Use a index fund so there's no chance of it going broke. Let AIM tell you when to trade, and how much % stock and % cash to realign to at that time.

That is especially handy for the likes of 2x funds. If instead of 100 in 1x you hold half (50) in 2x, half (50) in 'cash' then AIM will tell you how much as a percentage stock value amount and when to adjust, but where if you're holding 2x you just hold half the % indicated amount of stock holdings.

An even simpler choice is just to realign to what the vwave is indicating at the time, leaving AIM just telling you when to make actual adjustments (trades). If for instance AIM was indicating a trade and vwave for a portfolio/index was indicating 40% cash (and hence 60% stock), and you were holding a 2x stock choice, then readjust to 30% in 2x stock, 70% cash.

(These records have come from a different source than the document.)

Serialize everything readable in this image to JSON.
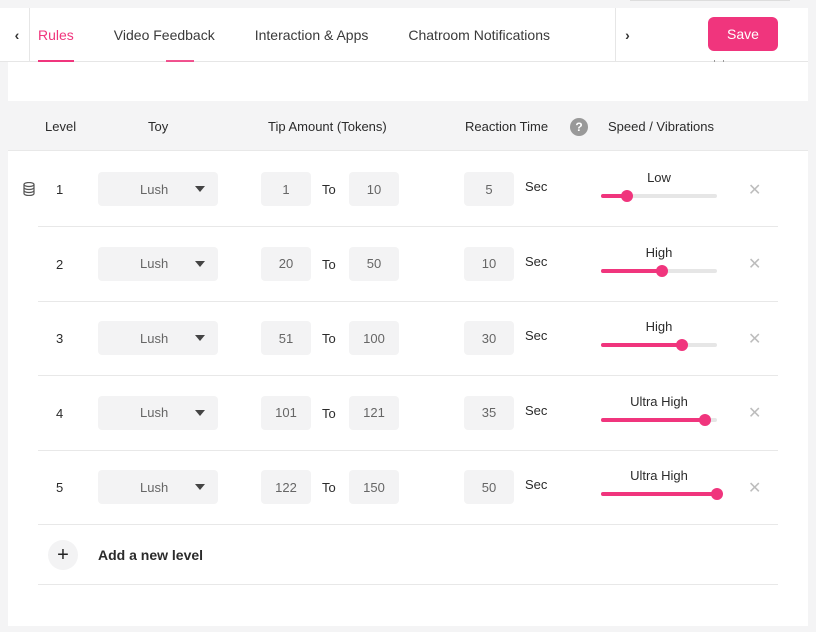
{
  "tabs": [
    "Rules",
    "Video Feedback",
    "Interaction & Apps",
    "Chatroom Notifications"
  ],
  "active_tab": "Rules",
  "save_label": "Save",
  "headers": {
    "level": "Level",
    "toy": "Toy",
    "tip_amount": "Tip Amount (Tokens)",
    "reaction_time": "Reaction Time",
    "speed": "Speed / Vibrations"
  },
  "to_label": "To",
  "sec_label": "Sec",
  "rows": [
    {
      "level": "1",
      "toy": "Lush",
      "from": "1",
      "to": "10",
      "time": "5",
      "speed": "Low",
      "speed_fraction": 0.22
    },
    {
      "level": "2",
      "toy": "Lush",
      "from": "20",
      "to": "50",
      "time": "10",
      "speed": "High",
      "speed_fraction": 0.53
    },
    {
      "level": "3",
      "toy": "Lush",
      "from": "51",
      "to": "100",
      "time": "30",
      "speed": "High",
      "speed_fraction": 0.7
    },
    {
      "level": "4",
      "toy": "Lush",
      "from": "101",
      "to": "121",
      "time": "35",
      "speed": "Ultra High",
      "speed_fraction": 0.9
    },
    {
      "level": "5",
      "toy": "Lush",
      "from": "122",
      "to": "150",
      "time": "50",
      "speed": "Ultra High",
      "speed_fraction": 1.0
    }
  ],
  "add_level_label": "Add a new level",
  "colors": {
    "accent": "#f0357d"
  },
  "icons": {
    "prev": "chevron-left-icon",
    "next": "chevron-right-icon",
    "help": "help-circle-icon",
    "delete": "close-icon",
    "add": "plus-icon",
    "row_marker": "database-icon"
  }
}
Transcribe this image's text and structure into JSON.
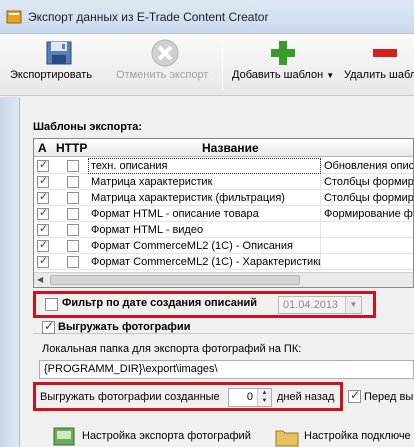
{
  "window": {
    "title": "Экспорт данных из E-Trade Content Creator"
  },
  "toolbar": {
    "export_label": "Экспортировать",
    "cancel_label": "Отменить экспорт",
    "add_template_label": "Добавить шаблон",
    "delete_template_label": "Удалить шабл"
  },
  "templates": {
    "section_title": "Шаблоны экспорта:",
    "columns": [
      "A",
      "HTTP",
      "Название"
    ],
    "rows": [
      {
        "active": true,
        "http": false,
        "name": "техн. описания",
        "desc": "Обновления описа"
      },
      {
        "active": true,
        "http": false,
        "name": "Матрица характеристик",
        "desc": "Столбцы формиру"
      },
      {
        "active": true,
        "http": false,
        "name": "Матрица характеристик (фильтрация)",
        "desc": "Столбцы формиру"
      },
      {
        "active": true,
        "http": false,
        "name": "Формат HTML - описание товара",
        "desc": "Формирование ф"
      },
      {
        "active": true,
        "http": false,
        "name": "Формат HTML - видео",
        "desc": ""
      },
      {
        "active": true,
        "http": false,
        "name": "Формат CommerceML2 (1С) - Описания",
        "desc": ""
      },
      {
        "active": true,
        "http": false,
        "name": "Формат CommerceML2 (1С) - Характеристики",
        "desc": ""
      }
    ]
  },
  "filter": {
    "label": "Фильтр по дате создания описаний",
    "checked": false,
    "date_value": "01.04.2013"
  },
  "photos": {
    "label": "Выгружать фотографии",
    "checked": true,
    "local_folder_label": "Локальная папка для экспорта фотографий на ПК:",
    "path_value": "{PROGRAMM_DIR}\\export\\images\\",
    "created_label": "Выгружать фотографии созданные",
    "days_value": "0",
    "days_suffix": "дней назад",
    "before_label": "Перед выг",
    "before_checked": true
  },
  "bottom": {
    "photo_settings_label": "Настройка экспорта фотографий",
    "connection_settings_label": "Настройка подключе"
  },
  "colors": {
    "highlight_box": "#d0101a",
    "add_green": "#3a9b2a",
    "delete_red": "#d42020"
  }
}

Fundamentally the primary benefit of AIM is that you're more inclined to actually make appropriate trades in an appropriate manner at appropriate times. All too often many investors fail to add-low (or reduce-high). Greed or fear takes hold and they miss the opportunities - which leads to relative lag. It also steers you towards appropriate average % stock (and % cash) over time. Compare AIM that averaged say 65/35 stock/cash over x years to someone who just yearly rebalanced to 65/35 weightings and the two will compare relatively closely, however you can't know that 65/35 was the more appropriate weightings at the offset, and with yearly rebalancing there's a greater risk that the investor might opt to delay or use some other adjustment due to fear/greed (emotions) at the time - that more often tend to prove to have been a cost rather than a benefit.